L : L’idée d’utiliser votre imagination pour écrire une histoire ne vous a jamais séduite.

A : Ça me faisait vraiment horreur. Le mot imagination, c’est vraiment un épouvantail à moineaux. Les gens s’en sont servis pour mettre la littérature sur un piédestal.
[…] Le travail de Richard Prince, Sherry Levine et David Salle m’a vraiment influencée. Et c’est à la fin de Sang et stupre au lycée [Blood and Guts in High School], lorsque je commence à avoir recours au plagiat, avec les trucs autour de Genet. Alors je pense que c’était dans l’air. […]


V
CRÉER DU MYTHE

[…]
A : Je ne suis pas féministe à proprement parler, mais je suis intéressée par le féminisme, c’est nouveau, depuis que j’ai quitté New York. […]

L : Pourtant vous aviez des problèmes avec des groupes de femmes. Je me rappelle qu’elles étaient très hostiles pendant votre tournée en Californie.
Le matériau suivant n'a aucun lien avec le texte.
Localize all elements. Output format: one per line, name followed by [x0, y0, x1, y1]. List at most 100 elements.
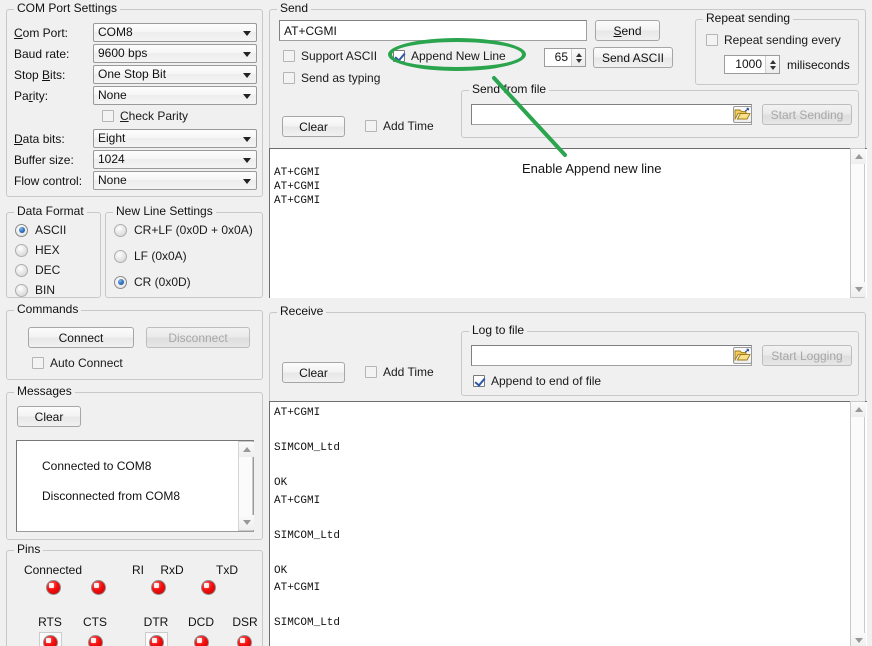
- send-file-path-input[interactable]: [471, 104, 752, 125]
- group-title-messages: Messages: [14, 385, 75, 398]
- send-command-input[interactable]: AT+CGMI: [279, 20, 587, 41]
- radio-label: BIN: [35, 283, 55, 297]
- checkbox-support-ascii[interactable]: Support ASCII: [283, 49, 377, 63]
- radio-data-format-dec[interactable]: DEC: [15, 263, 60, 277]
- ascii-code-spinner[interactable]: 65: [544, 48, 586, 67]
- start-logging-button[interactable]: Start Logging: [762, 345, 852, 366]
- checkbox-append-to-end-of-file[interactable]: Append to end of file: [473, 374, 601, 388]
- combo-data-bits[interactable]: Eight: [93, 129, 257, 148]
- checkbox-box: [32, 357, 44, 369]
- checkbox-repeat-sending-every-label: Repeat sending every: [724, 33, 841, 47]
- radio-data-format-hex[interactable]: HEX: [15, 243, 60, 257]
- disconnect-button[interactable]: Disconnect: [146, 327, 250, 348]
- group-receive: Receive Clear Add Time Log to file Start: [269, 312, 866, 646]
- radio-newline-cr[interactable]: CR (0x0D): [114, 275, 191, 289]
- receive-console[interactable]: AT+CGMI SIMCOM_Ltd OK AT+CGMI SIMCOM_Ltd…: [269, 401, 867, 646]
- scroll-down-icon[interactable]: [239, 515, 254, 530]
- start-sending-button[interactable]: Start Sending: [762, 104, 852, 125]
- send-ascii-button[interactable]: Send ASCII: [593, 47, 673, 68]
- send-button-label: Send: [613, 24, 641, 38]
- combo-parity-value: None: [98, 88, 127, 102]
- scroll-down-icon[interactable]: [851, 633, 866, 646]
- combo-buffer-size-value: 1024: [98, 152, 125, 166]
- checkbox-check-parity[interactable]: Check Parity: [102, 109, 188, 123]
- send-console-line-2: AT+CGMI: [274, 181, 320, 193]
- scrollbar-track[interactable]: [239, 457, 252, 515]
- send-console-scrollbar[interactable]: [850, 148, 865, 298]
- combo-flow-control[interactable]: None: [93, 171, 257, 190]
- chevron-down-icon: [243, 94, 251, 99]
- radio-dot: [15, 224, 28, 237]
- messages-line-1: Connected to COM8: [42, 459, 151, 473]
- radio-data-format-bin[interactable]: BIN: [15, 283, 55, 297]
- scroll-up-icon[interactable]: [239, 442, 254, 457]
- messages-scrollbar[interactable]: [238, 441, 253, 531]
- receive-console-scrollbar[interactable]: [850, 401, 865, 646]
- group-repeat-sending: Repeat sending Repeat sending every 1000…: [695, 19, 859, 85]
- checkbox-box: [283, 72, 295, 84]
- connect-button[interactable]: Connect: [28, 327, 134, 348]
- group-log-to-file: Log to file Start Logging Append to end …: [461, 331, 859, 396]
- radio-dot: [114, 276, 127, 289]
- spinner-buttons[interactable]: [571, 49, 585, 66]
- messages-listbox[interactable]: Connected to COM8 Disconnected from COM8: [16, 440, 254, 532]
- scroll-down-icon[interactable]: [851, 282, 866, 297]
- spinner-up-icon[interactable]: [576, 53, 582, 57]
- scrollbar-track[interactable]: [851, 417, 864, 633]
- checkbox-box: [473, 375, 485, 387]
- radio-dot: [15, 264, 28, 277]
- checkbox-receive-add-time[interactable]: Add Time: [365, 365, 434, 379]
- receive-console-text: AT+CGMI SIMCOM_Ltd OK AT+CGMI SIMCOM_Ltd…: [274, 407, 340, 646]
- messages-clear-button[interactable]: Clear: [17, 406, 81, 427]
- chevron-down-icon: [243, 137, 251, 142]
- checkbox-send-as-typing[interactable]: Send as typing: [283, 71, 380, 85]
- folder-open-icon[interactable]: [733, 347, 752, 364]
- checkbox-box: [365, 366, 377, 378]
- led-rxd: [151, 580, 166, 595]
- checkbox-send-add-time-label: Add Time: [383, 119, 434, 133]
- checkbox-repeat-sending-every[interactable]: Repeat sending every: [706, 33, 841, 47]
- scroll-up-icon[interactable]: [851, 149, 866, 164]
- spinner-down-icon[interactable]: [576, 59, 582, 63]
- radio-newline-crlf[interactable]: CR+LF (0x0D + 0x0A): [114, 223, 253, 237]
- combo-com-port[interactable]: COM8: [93, 23, 257, 42]
- radio-data-format-ascii[interactable]: ASCII: [15, 223, 66, 237]
- spinner-up-icon[interactable]: [770, 60, 776, 64]
- label-parity: Parity:: [14, 89, 48, 103]
- combo-stop-bits[interactable]: One Stop Bit: [93, 65, 257, 84]
- group-send: Send AT+CGMI Send Support ASCII Append N…: [269, 9, 866, 297]
- spinner-buttons[interactable]: [765, 56, 779, 73]
- led-ri: [91, 580, 106, 595]
- led-connected: [46, 580, 61, 595]
- led-dtr: [149, 635, 164, 646]
- combo-baud-rate[interactable]: 9600 bps: [93, 44, 257, 63]
- led-rts: [43, 635, 58, 646]
- combo-buffer-size[interactable]: 1024: [93, 150, 257, 169]
- checkbox-auto-connect-label: Auto Connect: [50, 356, 123, 370]
- radio-label: CR+LF (0x0D + 0x0A): [134, 223, 253, 237]
- send-button[interactable]: Send: [595, 20, 660, 41]
- chevron-down-icon: [243, 179, 251, 184]
- receive-clear-button[interactable]: Clear: [282, 362, 345, 383]
- checkbox-check-parity-label: Check Parity: [120, 109, 188, 123]
- pin-label-cts: CTS: [70, 615, 120, 629]
- messages-line-2: Disconnected from COM8: [42, 489, 180, 503]
- label-com-port: Com Port:: [14, 26, 68, 40]
- checkbox-auto-connect[interactable]: Auto Connect: [32, 356, 123, 370]
- combo-baud-rate-value: 9600 bps: [98, 46, 147, 60]
- send-clear-button[interactable]: Clear: [282, 116, 345, 137]
- combo-parity[interactable]: None: [93, 86, 257, 105]
- folder-open-glyph: [734, 348, 751, 363]
- checkbox-append-new-line[interactable]: Append New Line: [393, 49, 506, 63]
- checkbox-send-add-time[interactable]: Add Time: [365, 119, 434, 133]
- checkbox-support-ascii-label: Support ASCII: [301, 49, 377, 63]
- scrollbar-track[interactable]: [851, 164, 864, 282]
- folder-open-icon[interactable]: [733, 106, 752, 123]
- spinner-down-icon[interactable]: [770, 66, 776, 70]
- radio-newline-lf[interactable]: LF (0x0A): [114, 249, 187, 263]
- scroll-up-icon[interactable]: [851, 402, 866, 417]
- log-file-path-input[interactable]: [471, 345, 752, 366]
- repeat-interval-spinner[interactable]: 1000: [724, 55, 780, 74]
- combo-data-bits-value: Eight: [98, 131, 125, 145]
- checkbox-box: [102, 110, 114, 122]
A : Oui, mais ça remonte à longtemps. J’avais des ennuis avec les féministes de la vieille école à cause de mon intérêt pour le lien entre la sexualité et la politique, c’était un anathème pour elles. C’était dû à ce que j’appellerais l’arnaque égalitaire, l’étendard qu’agitaient les vieilles féministes, alors il y a avait beaucoup d’antagonisme. Mais ce n’est plus vrai aujourd’hui, surtout avec le féminisme aux USA. Je n’ai plus de problèmes avec les groupes de femmes. En fait, c’est le contraire. C’est pour ça que je suis interdite en Allemagne.

L : Interdite ?

A : De la vraie censure. Un jugement. Tout le tralala.

L : Le tribunal s’est-il rendu compte que beaucoup de choses avaient été puisées dans des livres qui n’étaient pas interdits ?

A : Dans le délibéré, ils décrivent l’intrigue de Sang et stupre, et le pauvre gars qui s’y est collé n’y comprenait rien. Alors ils m’ont interdite pour trois raisons, l’une d’entre elles étant que c’était expérimental…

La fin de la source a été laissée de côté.